L'annuncio definitivo è arrivato: la crisi geopolitica e
il conflitto nel Golfo Persico non permettono di garantire la sicurezza. La
stagione scende a 22 gare e il mese di aprile resta senza motori.
Non ci sono più dubbi, la Formula 1 è costretta a
fermarsi. I Gran Premi di Bahrain e Arabia Saudita sono stati
ufficialmente cancellati. La decisione è stata formalizzata in via definitiva
dai vertici di Liberty Media e della FIA (confermata anche tramite i canali
social ufficiali della F1) .
Il messaggio è inequivocabile: la guerra nel Golfo non
consente in alcun modo il regolare svolgimento degli eventi sportivi.

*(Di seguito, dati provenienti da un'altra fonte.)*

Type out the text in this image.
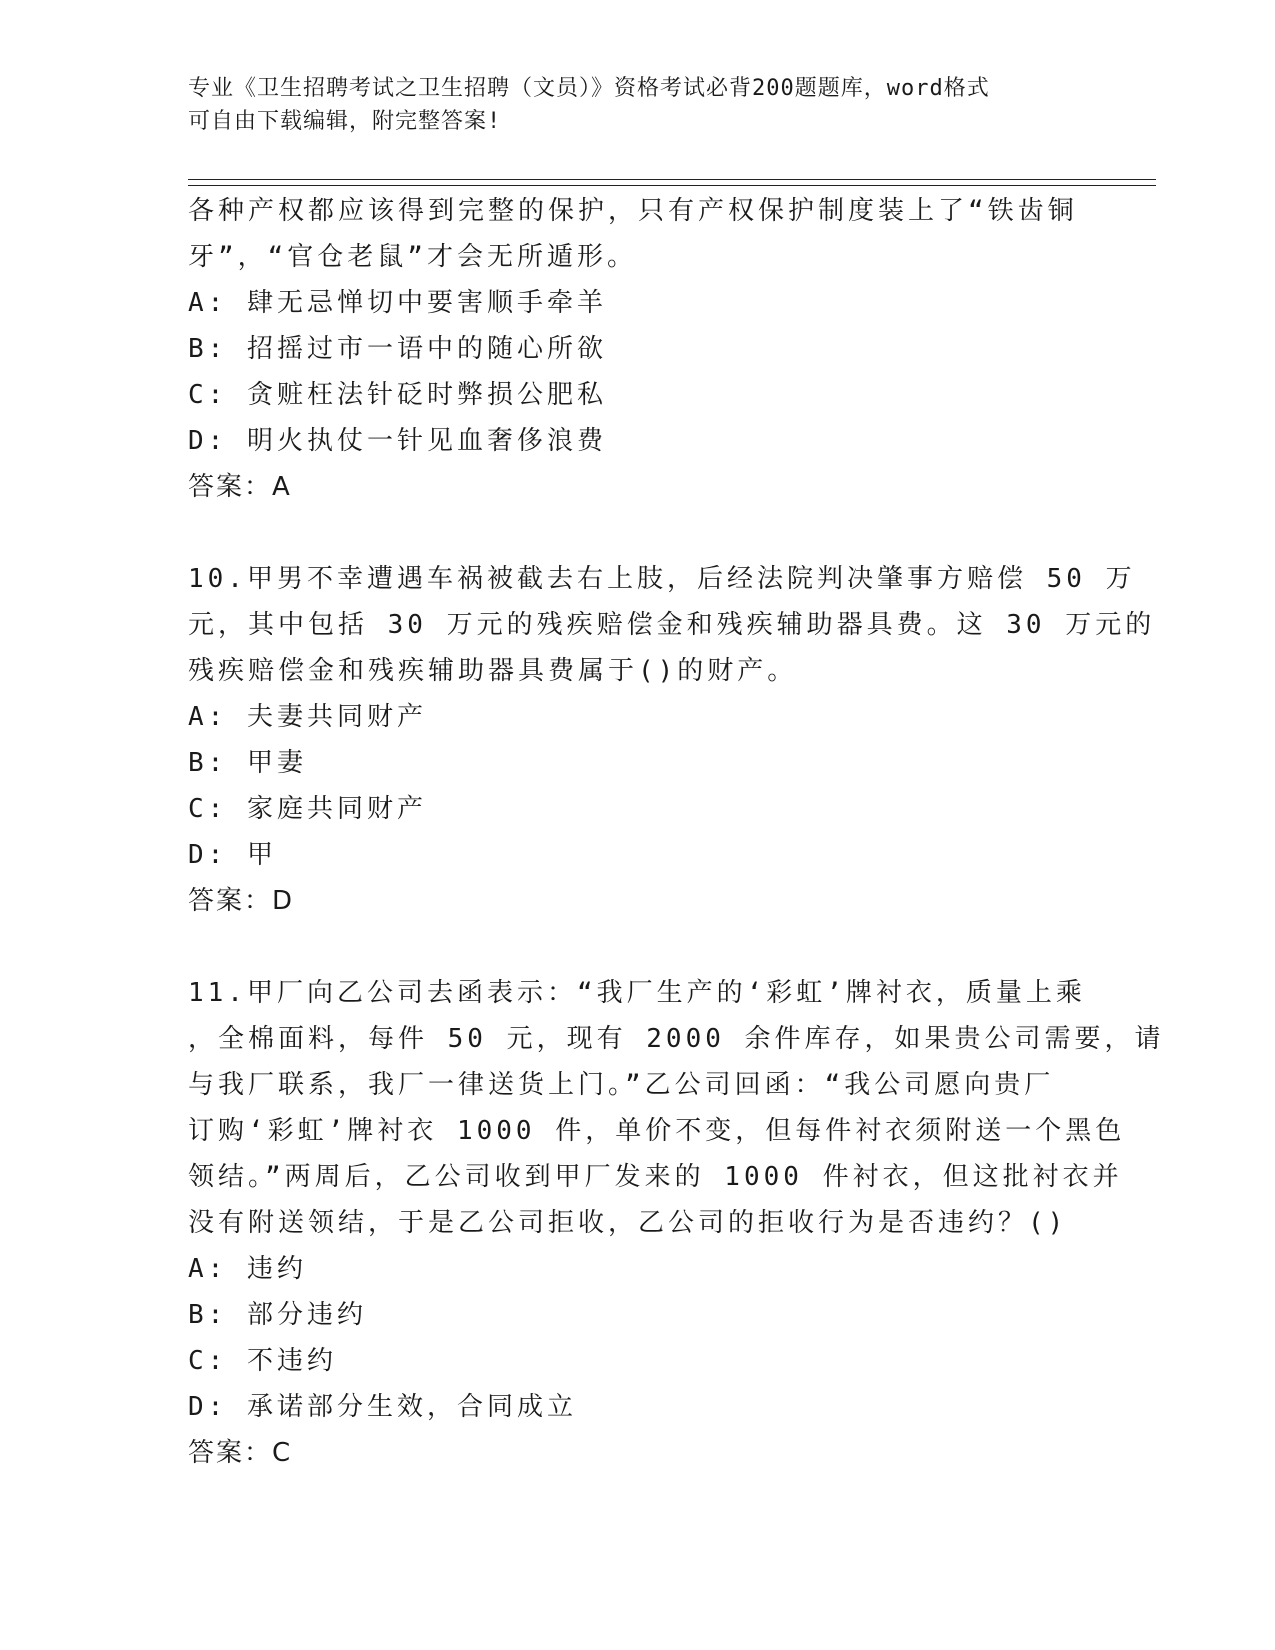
专业《卫生招聘考试之卫生招聘（文员）》资格考试必背200题题库，word格式
可自由下载编辑，附完整答案!
各种产权都应该得到完整的保护，只有产权保护制度装上了“铁齿铜
牙”，“官仓老鼠”才会无所遁形。
A: 肆无忌惮切中要害顺手牵羊
B: 招摇过市一语中的随心所欲
C: 贪赃枉法针砭时弊损公肥私
D: 明火执仗一针见血奢侈浪费
答案：A
10.甲男不幸遭遇车祸被截去右上肢，后经法院判决肇事方赔偿 50 万
元，其中包括 30 万元的残疾赔偿金和残疾辅助器具费。这 30 万元的
残疾赔偿金和残疾辅助器具费属于()的财产。
A: 夫妻共同财产
B: 甲妻
C: 家庭共同财产
D: 甲
答案：D
11.甲厂向乙公司去函表示：“我厂生产的‘彩虹’牌衬衣，质量上乘
，全棉面料，每件 50 元，现有 2000 余件库存，如果贵公司需要，请
与我厂联系，我厂一律送货上门。”乙公司回函：“我公司愿向贵厂
订购‘彩虹’牌衬衣 1000 件，单价不变，但每件衬衣须附送一个黑色
领结。”两周后，乙公司收到甲厂发来的 1000 件衬衣，但这批衬衣并
没有附送领结，于是乙公司拒收，乙公司的拒收行为是否违约？()
A: 违约
B: 部分违约
C: 不违约
D: 承诺部分生效，合同成立
答案：C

L'incolumità di piloti, personale delle scuderie e tifosi ha assunto la
priorità assoluta di fronte a uno scenario internazionale in rapido e
preoccupante deterioramento.
Le motivazioni dello stop
L'escalation militare in Medio Oriente e le dirette
conseguenze del conflitto in Iran hanno reso le aree limitrofe ai circuiti di
Sakhir e Jeddah non sicure. I vertici del circus hanno dovuto cedere di fronte
a ostacoli insormontabili:
·
Rischio sicurezza: È venuta meno la garanzia di
poter proteggere il paddock da potenziali minacce balistiche, chiusure dello
spazio aereo o instabilità locali.
·
Paralisi logistica: Il trasporto tempestivo
delle complesse e pesanti infrastrutture necessarie per allestire un Gran
Premio è diventato operativamente impossibile nella regione del Golfo.
·
Forza maggiore: Lo sport deve cedere il passo di
fronte alle emergenze belliche. Non esistono compromessi quando in gioco ci
sono vite umane e delicati equilibri internazionali.
L'impatto sul Mondiale
L'ufficialità di questa drastica cancellazione impone
un'immediata e forzata riorganizzazione del Campionato del Mondo, che si
ritrova improvvisamente orfano dei suoi impegni primaverili:
·
Nessun recupero previsto: A differenza di quanto
accaduto in passato durante l'emergenza pandemica, i vertici hanno deciso di
non sostituire le tappe di Sakhir e Jeddah con altri circuiti.
·
Calendario ridotto: Il Mondiale scende
formalmente da 24 a 22 Gran Premi.
·
Lungo stop per i team: Le scuderie affronteranno
un insolito mese di aprile senza competizioni. Il campionato riprenderà la sua
marcia direttamente nel fine settimana tra l'1 e il 3 maggio, con il Gran
Premio di Miami.
Con l'abbandono delle due storiche tappe mediorientali, la
Formula 1 ribadisce che lo spettacolo non può continuare a ogni costo. Il mondo
dei motori osserva ora con apprensione l'evoluzione della crisi globale, nella
speranza di una risoluzione diplomatica rapida.